Iran’s military assistance and unwavering backing of the Bashar al-Assad regime is no secret. It is Tehran’s efforts on the ground that shored up the embattled President Assad whose future a few years ago seemed to be coming to an end.
Iran has sent hundreds of military advisors to assist the war machine of Damascus while mobilized thousands of Shiite volunteers from Iraq and Iran to fight on behalf of the Assad regime in Syria. Hezbollah also forayed into the battle in a move that swung the pendulum in favor of Damascus. Whatever Iran militarily did on the ground, the contribution of its air force was always limited.
Iran’s air involvement is a different story and requires a closer scrutiny to grasp the ambition and limits of an aspiring regional power.
The role of Iranian Air Force and IRGCASF (Islamic Revolutionary Guard of Corps Air and Space Force) is not significant in the war in Syria both in terms of quantity and quality in comparison with the role of Russian Air Force and even coalition air forces.
Both of them don’t have fighter airplanes based in Syria or they are not carrying out any strike or combat missions against the Islamic State and other jihadists in Syria from Iran. The reason is the presence of anti-ISIS coalition air force whose combat aircraft and fighter jets intensely involved in multifaceted operations as part of CJTF-OIR in Syria and Iraq, a factor that proved to be risky and unsafe for Iranian air force.
The other reason is that the IRGCASF has currently no combat capable fighter jets. A number of ex-Iraqi Su-22s are under refurbishment or modification to become anti-ship platforms (for carrying C-704KD and C-802A anti-ship cruise missiles) for supporting IRGC Navy operations in the Persian Gulf and Strait of Hurmoz (even this upgrade project is stuck because of sanctions), so Tehran will never use them in Syria.
Also, Iranian Air Force currently faces acute budget problems and even is unable to pay the cost of an overhaul of its F-4Es, a modernization project carried out by IACI (Iranian Aircraft Industries) company. The reason is that IRGC commanders are preventing Iranian regime to allocate more budget for modernization of Iranian Air Force. So, it will be out of their budget to deploy fighter airplanes to Syria and operate them from Syrian air bases even if the United States Air Force and its allies are not present there.
Only combat aircraft of Iran used against various jihadist groups are IRGCASF Shahed-129 UCAVs which in two cases threatened or harassed U.S. backed Syrian Democratic Forces (SDF) troops near Al-Tanf border crossing.
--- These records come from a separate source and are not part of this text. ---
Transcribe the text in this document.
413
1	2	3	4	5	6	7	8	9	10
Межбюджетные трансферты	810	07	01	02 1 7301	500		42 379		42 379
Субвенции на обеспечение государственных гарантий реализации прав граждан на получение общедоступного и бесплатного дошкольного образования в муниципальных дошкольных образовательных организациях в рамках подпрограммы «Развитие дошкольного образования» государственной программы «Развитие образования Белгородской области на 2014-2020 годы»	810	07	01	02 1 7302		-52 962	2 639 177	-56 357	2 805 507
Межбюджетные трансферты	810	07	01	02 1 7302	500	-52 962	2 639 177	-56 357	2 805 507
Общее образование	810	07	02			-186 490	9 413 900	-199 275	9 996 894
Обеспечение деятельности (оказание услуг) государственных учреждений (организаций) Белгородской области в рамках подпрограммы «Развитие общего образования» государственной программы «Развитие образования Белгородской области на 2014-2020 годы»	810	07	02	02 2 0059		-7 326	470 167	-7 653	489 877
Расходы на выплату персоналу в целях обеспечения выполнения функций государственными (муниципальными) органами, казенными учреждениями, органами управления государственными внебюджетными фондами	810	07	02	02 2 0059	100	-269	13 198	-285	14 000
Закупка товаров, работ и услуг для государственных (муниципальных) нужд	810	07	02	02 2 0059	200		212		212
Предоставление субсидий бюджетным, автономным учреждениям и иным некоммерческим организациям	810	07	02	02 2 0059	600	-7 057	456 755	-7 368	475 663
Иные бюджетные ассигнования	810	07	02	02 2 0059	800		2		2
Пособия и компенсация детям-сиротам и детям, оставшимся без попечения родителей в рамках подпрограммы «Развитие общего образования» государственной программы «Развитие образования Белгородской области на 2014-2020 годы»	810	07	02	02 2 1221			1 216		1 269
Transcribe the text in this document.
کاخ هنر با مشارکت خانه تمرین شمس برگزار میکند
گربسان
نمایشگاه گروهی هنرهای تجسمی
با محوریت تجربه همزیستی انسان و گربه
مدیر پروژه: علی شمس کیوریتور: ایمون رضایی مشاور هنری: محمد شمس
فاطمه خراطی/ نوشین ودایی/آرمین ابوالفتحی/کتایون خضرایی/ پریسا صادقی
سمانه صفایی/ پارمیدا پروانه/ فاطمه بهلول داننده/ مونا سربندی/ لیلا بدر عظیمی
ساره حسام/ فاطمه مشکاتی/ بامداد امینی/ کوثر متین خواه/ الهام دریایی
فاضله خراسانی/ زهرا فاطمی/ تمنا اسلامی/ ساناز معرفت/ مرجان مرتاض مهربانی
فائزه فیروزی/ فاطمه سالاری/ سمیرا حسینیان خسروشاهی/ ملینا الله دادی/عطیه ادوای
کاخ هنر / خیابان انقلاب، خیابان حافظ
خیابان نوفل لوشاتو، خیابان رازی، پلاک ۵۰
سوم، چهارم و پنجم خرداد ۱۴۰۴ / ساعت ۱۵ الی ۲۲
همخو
It forced the American air force to shoot-down two of them in June.
Now, IRIAF and IRGCASF role in Syria is only summarized to logistic support using handful number of Lockheed C-130E/H Hercules (from IRIAF) and Antonov An-74T-200(from IRGCASF). Two of each type are usually based at Damascus International Airport. They were used to airdrop food supplies for inmates of Foa and Kafraya back in 2015 and 2016 (during their siege). Then they were used to transfer IRGC commanders, advisers, and IRGC-QF-backed militias from Damascus to Latakia and other cities.
This is the only form of presence by Iranian military airplanes in Syria, and there are just four of them. But usually, two to three are there simultaneously.
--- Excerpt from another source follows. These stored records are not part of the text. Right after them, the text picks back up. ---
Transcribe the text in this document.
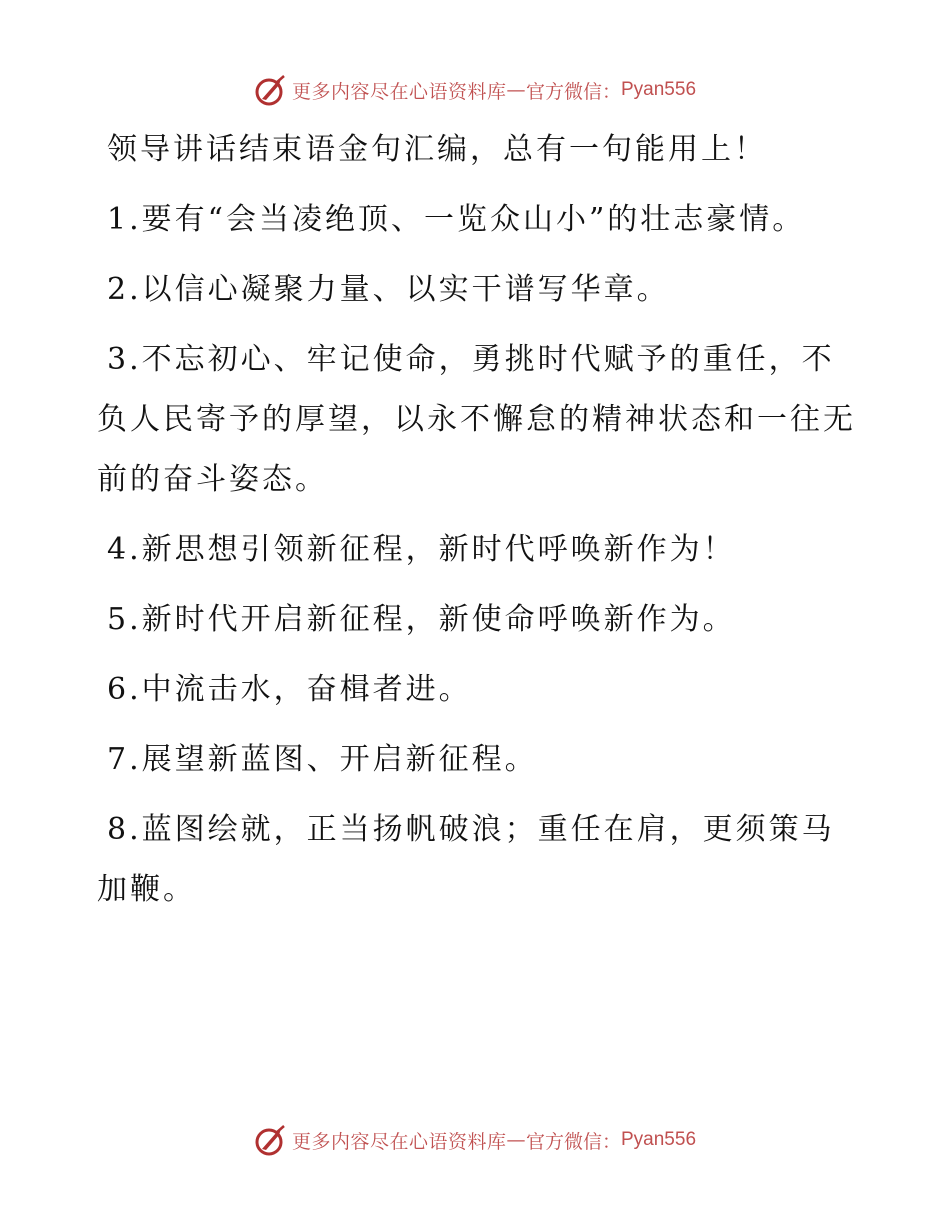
更多内容尽在心语资料库 — 官方微信： Pyan556
领导讲话结束语金句汇编，总有一句能用上！
1.要有“会当凌绝顶、一览众山小”的壮志豪情。
2.以信心凝聚力量、以实干谱写华章。
3.不忘初心、牢记使命，勇挑时代赋予的重任，不负人民寄予的厚望，以永不懈怠的精神状态和一往无前的奋斗姿态。
4.新思想引领新征程，新时代呼唤新作为！
5.新时代开启新征程，新使命呼唤新作为。
6.中流击水，奋楫者进。
7.展望新蓝图、开启新征程。
8.蓝图绘就，正当扬帆破浪；重任在肩，更须策马加鞭。
更多内容尽在心语资料库 — 官方微信： Pyan556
Russian Air Force also has provided two Il-76MDs for Syrian Air to transfer weapons and troops of Syrian Arab Army from Damascus to other regions, but they can not be used by IRGC there. Therefore IRGC uses its own An-74s, and Iranian Army Ground Force uses IRIAF (Iranian Air Force) C-130s. After the withdrawal of Iranian Army Ground Force airborne troops from Syria last year following the death of several Green Beret commandos near Aleppo, subsequently the number of Iranian Air Force C-130 flights to Syria and inside Syria dropped one-third.
In conclusion, despite its palpable and significant presence on the ground in military terms, Iranian air force has a limited role and involvement in the Syrian war for a number of reasons outlined above. The conflict, which has been raging for more than six years now, saw expansion of Iran’s regional reach toward the Eastern Mediterranean. But it also exposed outer limits of its military efficiency, its not-so-advanced air power, and overstretch of its diplomatic and economic resources.